Jacksonville State University may not have followed state law, according to auditors, when it awarded a no-bid construction contract to a company that had been clearing the campus of debris from the March 2018 tornado.
According to a report, released Friday by the Alabama Department of Examiners of Public Accounts, the university paid the company in May 2018 $4.4 million for mitigation services and $8.2 million for construction services. By January, the company had billed for more than $52 million in construction work at 48 sites on campus, according to the report.
“The University exceeded the emergency provision of the public works law ... by awarding the no bid construction addendum which allowed the construction work to proceed for months after the emergency event occurred,” the report reads.
The auditors’ report is a regular examination of JSU required by state law at least once every two years. The finding about tornado-related construction is one of four specific instances in which the university may have been out of compliance with state law, according to the auditors.
In addition to the tornado-related work by ServPro of Birmingham, auditors found that work on JSU’s new baseball stadium included four change orders totaling $1.8 million, bringing the total cost of the project to $10.7 million. At least one of those change orders, according to auditors — increasing the number of suites to seven from four — may have been out of compliance with state law and an attorney general’s opinion requiring extra scrutiny of such changes.
The two other findings include a failure by JSU’s board of trustees to file minutes from meetings of its subcommittees and a failure by the university to properly advertise or require bonds on two unidentified public works projects before awarding contracts.
Attempts to reach the construction company, ServPro of Birmingham, were unsuccessful on Monday. An attempt to reach the Alabama Department of Examiners of Public Accounts was not immediately successful.
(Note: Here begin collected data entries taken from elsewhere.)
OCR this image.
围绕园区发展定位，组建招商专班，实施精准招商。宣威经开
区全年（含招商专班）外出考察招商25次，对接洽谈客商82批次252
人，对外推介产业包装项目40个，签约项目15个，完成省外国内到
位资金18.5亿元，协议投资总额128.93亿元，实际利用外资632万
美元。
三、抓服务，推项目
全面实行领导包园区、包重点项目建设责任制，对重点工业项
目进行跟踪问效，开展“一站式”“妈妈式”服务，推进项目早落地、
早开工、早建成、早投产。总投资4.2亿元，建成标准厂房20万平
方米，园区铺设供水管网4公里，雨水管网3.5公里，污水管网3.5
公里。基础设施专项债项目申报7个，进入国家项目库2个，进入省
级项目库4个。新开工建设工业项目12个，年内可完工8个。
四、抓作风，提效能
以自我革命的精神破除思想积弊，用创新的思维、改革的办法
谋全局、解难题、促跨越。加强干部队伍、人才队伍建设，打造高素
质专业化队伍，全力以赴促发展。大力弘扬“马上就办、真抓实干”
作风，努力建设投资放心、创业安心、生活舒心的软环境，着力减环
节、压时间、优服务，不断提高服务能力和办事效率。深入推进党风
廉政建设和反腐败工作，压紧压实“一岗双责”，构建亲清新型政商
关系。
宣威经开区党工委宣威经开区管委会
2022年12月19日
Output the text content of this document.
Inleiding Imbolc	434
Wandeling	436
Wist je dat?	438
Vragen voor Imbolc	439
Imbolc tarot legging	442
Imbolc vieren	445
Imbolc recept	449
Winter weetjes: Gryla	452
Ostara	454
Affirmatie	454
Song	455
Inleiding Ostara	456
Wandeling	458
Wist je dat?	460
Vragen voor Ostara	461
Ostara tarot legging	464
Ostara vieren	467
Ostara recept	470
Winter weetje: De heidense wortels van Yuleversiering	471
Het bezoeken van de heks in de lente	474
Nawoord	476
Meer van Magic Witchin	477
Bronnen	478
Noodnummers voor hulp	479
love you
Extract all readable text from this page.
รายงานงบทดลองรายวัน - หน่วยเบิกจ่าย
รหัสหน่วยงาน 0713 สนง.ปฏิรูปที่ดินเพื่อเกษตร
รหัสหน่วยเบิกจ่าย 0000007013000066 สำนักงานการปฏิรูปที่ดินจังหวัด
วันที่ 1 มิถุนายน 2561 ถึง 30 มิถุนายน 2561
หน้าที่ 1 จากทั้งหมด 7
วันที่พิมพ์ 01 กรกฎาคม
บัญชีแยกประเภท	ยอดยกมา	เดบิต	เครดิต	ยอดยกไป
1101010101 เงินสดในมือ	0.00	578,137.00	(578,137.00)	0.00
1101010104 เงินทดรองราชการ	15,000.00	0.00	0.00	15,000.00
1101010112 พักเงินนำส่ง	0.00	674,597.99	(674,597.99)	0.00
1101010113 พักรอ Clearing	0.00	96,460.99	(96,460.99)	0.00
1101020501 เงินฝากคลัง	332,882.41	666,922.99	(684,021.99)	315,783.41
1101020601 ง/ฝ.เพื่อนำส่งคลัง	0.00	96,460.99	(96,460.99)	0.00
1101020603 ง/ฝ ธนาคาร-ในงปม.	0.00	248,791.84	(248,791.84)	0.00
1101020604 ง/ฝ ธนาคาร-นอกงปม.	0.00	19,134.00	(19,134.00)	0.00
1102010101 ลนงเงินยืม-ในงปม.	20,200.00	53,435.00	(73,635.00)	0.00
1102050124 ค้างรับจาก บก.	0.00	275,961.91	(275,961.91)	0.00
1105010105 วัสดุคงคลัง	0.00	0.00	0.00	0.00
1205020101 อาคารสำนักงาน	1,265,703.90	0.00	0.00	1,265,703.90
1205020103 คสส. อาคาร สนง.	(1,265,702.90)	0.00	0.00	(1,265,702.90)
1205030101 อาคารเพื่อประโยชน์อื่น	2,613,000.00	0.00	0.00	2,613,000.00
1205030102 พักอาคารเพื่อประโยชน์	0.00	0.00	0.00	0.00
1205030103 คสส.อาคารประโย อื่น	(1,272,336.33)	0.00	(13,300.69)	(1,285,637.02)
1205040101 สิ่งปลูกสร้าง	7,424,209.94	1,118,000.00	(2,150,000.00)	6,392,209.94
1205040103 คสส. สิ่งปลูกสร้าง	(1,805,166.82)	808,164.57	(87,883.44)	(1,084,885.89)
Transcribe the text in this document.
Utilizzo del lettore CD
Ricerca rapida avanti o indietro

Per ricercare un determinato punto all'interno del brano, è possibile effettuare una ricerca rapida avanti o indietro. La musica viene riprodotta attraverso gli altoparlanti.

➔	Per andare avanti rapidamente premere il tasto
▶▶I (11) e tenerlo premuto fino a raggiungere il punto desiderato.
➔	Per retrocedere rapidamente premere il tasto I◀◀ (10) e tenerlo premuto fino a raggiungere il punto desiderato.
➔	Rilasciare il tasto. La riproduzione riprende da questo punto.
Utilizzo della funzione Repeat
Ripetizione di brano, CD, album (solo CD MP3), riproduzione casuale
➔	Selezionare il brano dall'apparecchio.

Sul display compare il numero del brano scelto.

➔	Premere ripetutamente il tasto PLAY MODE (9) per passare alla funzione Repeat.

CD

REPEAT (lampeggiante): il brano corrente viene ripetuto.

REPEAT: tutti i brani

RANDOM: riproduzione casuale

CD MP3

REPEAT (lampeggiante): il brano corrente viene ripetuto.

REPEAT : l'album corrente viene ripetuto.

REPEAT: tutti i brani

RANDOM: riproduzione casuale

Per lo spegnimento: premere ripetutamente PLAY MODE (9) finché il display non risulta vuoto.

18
Attempts to reach JSU administrators for comment about the audit report were also unsuccessful Monday.
According to state law, “awarding authorities” must advertise for sealed bids for three weeks before entering into a contract for any public works project that costs more than $50,000. Contracts may be awarded before then in the case of an emergency.
In the finding on tornado-related work, auditors recommended in the report that JSU use “competitive procedures,” to the extent possible when seeking to award emergency contracts.
Auditors also found that the school had paid ServPro for employee overtime that had been calculated on a daily basis instead of the weekly basis required in its agreement to clean up storm damage.
“This increased the cost billed to the University when employees worked in excess of 8 hours on a given day but did not work in excess of 40 hours in the applicable week.”
Auditors wrote in the report that the contract should have specified that the university had access to the company’s records, allowing the school to ensure that the terms of the contract were met.
The audit report comes less than six weeks after JSU’s trustees terminated John Beehler’s employment as president of the university. Trustees would not say why they’d chosen to part ways with Beehler, but before his departure had granted him a 90-day leave of absence, citing family medical reasons.
Some tornado-related recovery work at JSU is still in progress or waiting to begin. The university agreed in June to pursue arbitration with its insurance carrier, the state Finance Department, to settle a dispute over the value of the storm damage. JSU had earlier in the year agreed to borrow $34 million to finance a project to replace the now-demolished home of its business school and other recovery work while it waited for the settlement.